I didn’t realize until recently just why I wrote my thesis. Lots of people run into problems in grad school – life problems – that delay their thesis. Several of the people I was in class with had been working on theirs for years. (I can’t help but think it was more of a hobby than anything else at that point.) I planned to write mine because it was a requirement to graduate but I’ve come to understand that in 1999, the thesis was really about much more.

From The Map of My Dead Pilots:

By the end of the month I was back in Fairbanks. By then I’d been gone for a couple of months and was way behind on my graduate thesis. It’s been so long now that I can be honest – I was set to graduate in December, the first draft was due in September and I had not written a word, not one single word. All those books I brought with me to Florida, the copies from old newspapers and magazines, had never even left my backpack. I had the chance to postpone my due date, the graduation, everything. But I was afraid that if I didn’t write it then I might never write it; I might not care enough about it to even try anymore. I might not care enough about anything.

You think you are thirty and that means you can handle the loss of a parent; that you’re prepared for it better because you are out of the house and far from home. But I was five years old again that summer, it didn’t take pictures to make me remember; it didn’t take anything. I didn’t want anything to make me remember. I just laid on the couch and saw him again as he was so long ago; as we were so long ago. And I tried to see it perfectly, to keep it all close. What did he say about hockey, about how the boys used to come down from Canada as ringers on the local teams; playing undercover, yelling to each other in French, all of them pretending like they knew each other forever and winning for the home team which was still more like Canada than Rhode Island for all of them who missed what they left behind.

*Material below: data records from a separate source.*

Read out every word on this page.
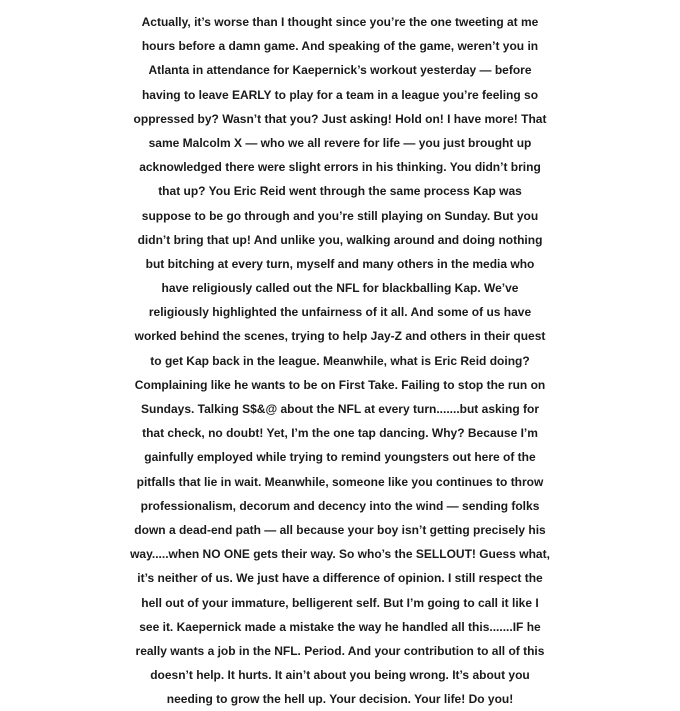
Actually, it’s worse than I thought since you’re the one tweeting at me
hours before a damn game. And speaking of the game, weren’t you in
Atlanta in attendance for Kaepernick’s workout yesterday — before
having to leave EARLY to play for a team in a league you’re feeling so
oppressed by? Wasn’t that you? Just asking! Hold on! I have more! That
same Malcolm X — who we all revere for life — you just brought up
acknowledged there were slight errors in his thinking. You didn’t bring
that up? You Eric Reid went through the same process Kap was
suppose to be go through and you’re still playing on Sunday. But you
didn’t bring that up! And unlike you, walking around and doing nothing
but bitching at every turn, myself and many others in the media who
have religiously called out the NFL for blackballing Kap. We’ve
religiously highlighted the unfairness of it all. And some of us have
worked behind the scenes, trying to help Jay-Z and others in their quest
to get Kap back in the league. Meanwhile, what is Eric Reid doing?
Complaining like he wants to be on First Take. Failing to stop the run on
Sundays. Talking S$&@ about the NFL at every turn.......but asking for
that check, no doubt! Yet, I’m the one tap dancing. Why? Because I’m
gainfully employed while trying to remind youngsters out here of the
pitfalls that lie in wait. Meanwhile, someone like you continues to throw
professionalism, decorum and decency into the wind — sending folks
down a dead-end path — all because your boy isn’t getting precisely his
way.....when NO ONE gets their way. So who’s the SELLOUT! Guess what,
it’s neither of us. We just have a difference of opinion. I still respect the
hell out of your immature, belligerent self. But I’m going to call it like I
see it. Kaepernick made a mistake the way he handled all this.......IF he
really wants a job in the NFL. Period. And your contribution to all of this
doesn’t help. It hurts. It ain’t about you being wrong. It’s about you
needing to grow the hell up. Your decision. Your life! Do you!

Or catch a wave. He said you had to see it coming, you had to hang out there at the breaker line and choose the wave and start ahead of it, get ahead before it rises up to carry you away. You couldn’t wait for it or it would pass you by. Choose your wave he taught us and I was five years old and riding on his back and I listened and I learned.

You crack an egg on a bowl so you can catch any pieces of shell; do the crossword puzzle one square at a time, left to right, take your time; never be without a good book, never let a day go by without reading.

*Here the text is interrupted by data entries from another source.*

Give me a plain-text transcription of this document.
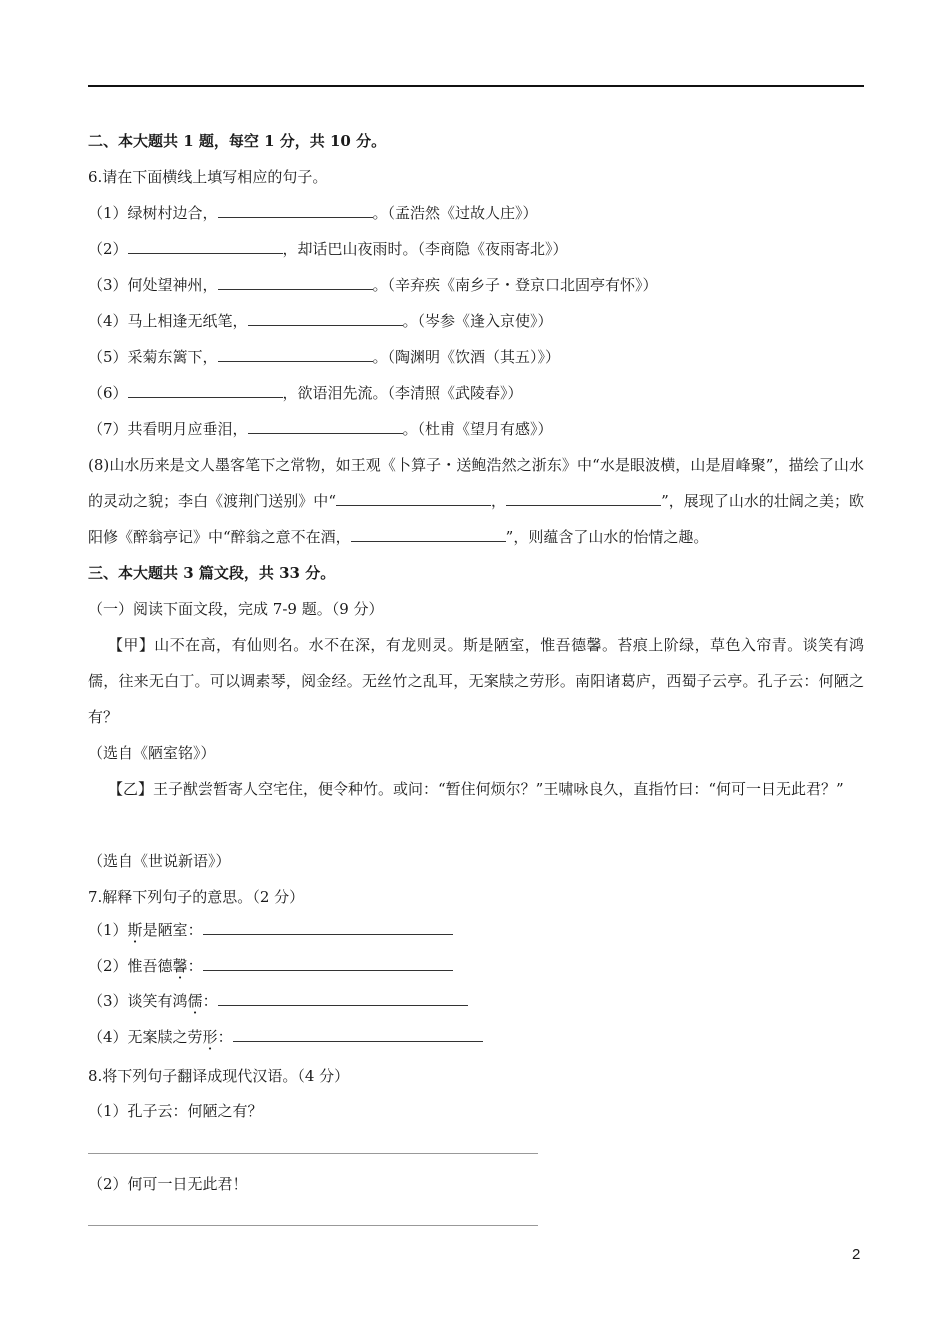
二、本大题共 1 题，每空 1 分，共 10 分。
6.请在下面横线上填写相应的句子。
（1）绿树村边合，	。（孟浩然《过故人庄》）
（2）	，却话巴山夜雨时。（李商隐《夜雨寄北》）
（3）何处望神州，	。（辛弃疾《南乡子・登京口北固亭有怀》）
（4）马上相逢无纸笔，	。（岑参《逢入京使》）
（5）采菊东篱下，	。（陶渊明《饮酒（其五）》）
（6）	，欲语泪先流。（李清照《武陵春》）
（7）共看明月应垂泪，	。（杜甫《望月有感》）
(8)山水历来是文人墨客笔下之常物，如王观《卜算子・送鲍浩然之浙东》中“水是眼波横，山是眉峰聚”，描绘了山水的灵动之貌；李白《渡荆门送别》中“	，	”，展现了山水的壮阔之美；欧阳修《醉翁亭记》中“醉翁之意不在酒，	”，则蕴含了山水的怡情之趣。
三、本大题共 3 篇文段，共 33 分。
（一）阅读下面文段，完成 7-9 题。（9 分）
【甲】山不在高，有仙则名。水不在深，有龙则灵。斯是陋室，惟吾德馨。苔痕上阶绿，草色入帘青。谈笑有鸿儒，往来无白丁。可以调素琴，阅金经。无丝竹之乱耳，无案牍之劳形。南阳诸葛庐，西蜀子云亭。孔子云：何陋之有？
（选自《陋室铭》）
【乙】王子猷尝暂寄人空宅住，便令种竹。或问：“暂住何烦尔？”王啸咏良久，直指竹曰：“何可一日无此君？”
（选自《世说新语》）
7.解释下列句子的意思。（2 分）
（1）斯是陋室：
（2）惟吾德馨：
（3）谈笑有鸿儒：
（4）无案牍之劳形：
8.将下列句子翻译成现代汉语。（4 分）
（1）孔子云：何陋之有？
（2）何可一日无此君！
2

In all the years since the end of my parents marriage we had never strayed from our commitment to each of them; both of them. Separately they lived their lives but together we continued to be their children; we continued to love them. There was no replacing our father; there was no relief from losing him. I taped his library card to my wall; my brother put his last pouch of pipe tobacco in his truck. We watched the Red Sox play and we mourned him. Neither one of us could bear to go back to his beach.

If I said it all over and over again then I would never forget anything; I would never lose his voice beside me, his hand reaching out for mine. I would never lose who he was no matter how long he was gone; no matter how many days went by. I sat on the couch and I tried to remember and that was all I could bring myself to do. They told me I didn’t have to turn in my thesis; I knew that more than anything, yes I did.

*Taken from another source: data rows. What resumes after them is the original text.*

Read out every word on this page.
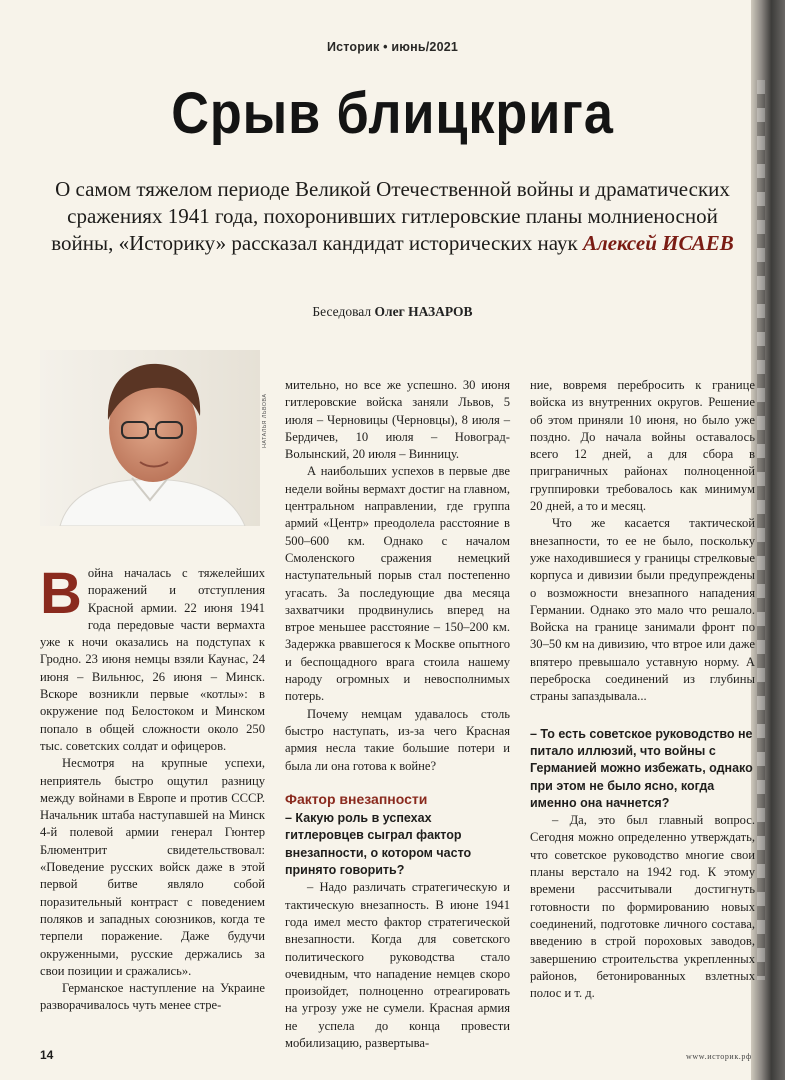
Историк • июнь/2021
Срыв блицкрига
О самом тяжелом периоде Великой Отечественной войны и драматических сражениях 1941 года, похоронивших гитлеровские планы молниеносной войны, «Историку» рассказал кандидат исторических наук Алексей ИСАЕВ
Беседовал Олег НАЗАРОВ
НАТАЛЬЯ ЛЬВОВА

В ойна началась с тяжелейших поражений и отступления Красной армии. 22 июня 1941 года передовые части вермахта уже к ночи оказались на подступах к Гродно. 23 июня немцы взяли Каунас, 24 июня – Вильнюс, 26 июня – Минск. Вскоре возникли первые «котлы»: в окружение под Белостоком и Минском попало в общей сложности около 250 тыс. советских солдат и офицеров.

Несмотря на крупные успехи, неприятель быстро ощутил разницу между войнами в Европе и против СССР. Начальник штаба наступавшей на Минск 4-й полевой армии генерал Гюнтер Блюментрит свидетельствовал: «Поведение русских войск даже в этой первой битве являло собой поразительный контраст с поведением поляков и западных союзников, когда те терпели поражение. Даже будучи окруженными, русские держались за свои позиции и сражались».

Германское наступление на Украине разворачивалось чуть менее стре-

мительно, но все же успешно. 30 июня гитлеровские войска заняли Львов, 5 июля – Черновицы (Черновцы), 8 июля – Бердичев, 10 июля – Новоград-Волынский, 20 июля – Винницу.

А наибольших успехов в первые две недели войны вермахт достиг на главном, центральном направлении, где группа армий «Центр» преодолела расстояние в 500–600 км. Однако с началом Смоленского сражения немецкий наступательный порыв стал постепенно угасать. За последующие два месяца захватчики продвинулись вперед на втрое меньшее расстояние – 150–200 км. Задержка рвавшегося к Москве опытного и беспощадного врага стоила нашему народу огромных и невосполнимых потерь.

Почему немцам удавалось столь быстро наступать, из-за чего Красная армия несла такие большие потери и была ли она готова к войне?

Фактор внезапности

– Какую роль в успехах гитлеровцев сыграл фактор внезапности, о котором часто принято говорить?

– Надо различать стратегическую и тактическую внезапность. В июне 1941 года имел место фактор стратегической внезапности. Когда для советского политического руководства стало очевидным, что нападение немцев скоро произойдет, полноценно отреагировать на угрозу уже не сумели. Красная армия не успела до конца провести мобилизацию, развертыва-

ние, вовремя перебросить к границе войска из внутренних округов. Решение об этом приняли 10 июня, но было уже поздно. До начала войны оставалось всего 12 дней, а для сбора в приграничных районах полноценной группировки требовалось как минимум 20 дней, а то и месяц.

Что же касается тактической внезапности, то ее не было, поскольку уже находившиеся у границы стрелковые корпуса и дивизии были предупреждены о возможности внезапного нападения Германии. Однако это мало что решало. Войска на границе занимали фронт по 30–50 км на дивизию, что втрое или даже впятеро превышало уставную норму. А переброска соединений из глубины страны запаздывала...

– То есть советское руководство не питало иллюзий, что войны с Германией можно избежать, однако при этом не было ясно, когда именно она начнется?

– Да, это был главный вопрос. Сегодня можно определенно утверждать, что советское руководство многие свои планы верстало на 1942 год. К этому времени рассчитывали достигнуть готовности по формированию новых соединений, подготовке личного состава, введению в строй пороховых заводов, завершению строительства укрепленных районов, бетонированных взлетных полос и т. д.

14	www.историк.рф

This is from a chapter I’m still tinkering with – one of those I will likely rewrite bits of until it is taken away from me – but this part really struck me the other day. I don’t know how I got off the couch; I really don’t know. Both my brother and I, separately, went into personal tailspins after our father died. We expected to be sad but not so very sad; not so despondent.

It’s odd because you know you’re parents will die and of anyone I should have been readier for death than most – already several of my friends had died suddenly in crashes. I wasn’t expecting anybody I loved to live forever. But still. You just don’t know how sad you can be until you lose someone who helped craft your heart. I remember lying in bed for a month and it wasn’t until I realized that the thesis had to be written fast if I wanted to graduate that I finally got up and got out (meaning I was up for reasons other than mere survival). The oddest thing is that my brother and I told each other all this time that we were okay – not good, but okay. You’d think we knew each other good enough to have guessed we were lying (and we do know each better than just about anyone) but maybe we just didn’t have the strength to save each other at that point. We only had it in us to save ourselves.

And eventually we did. But I don’t know what I would have done without my thesis; without all those pilots to talk to I don’t know if I ever would have gotten off that couch.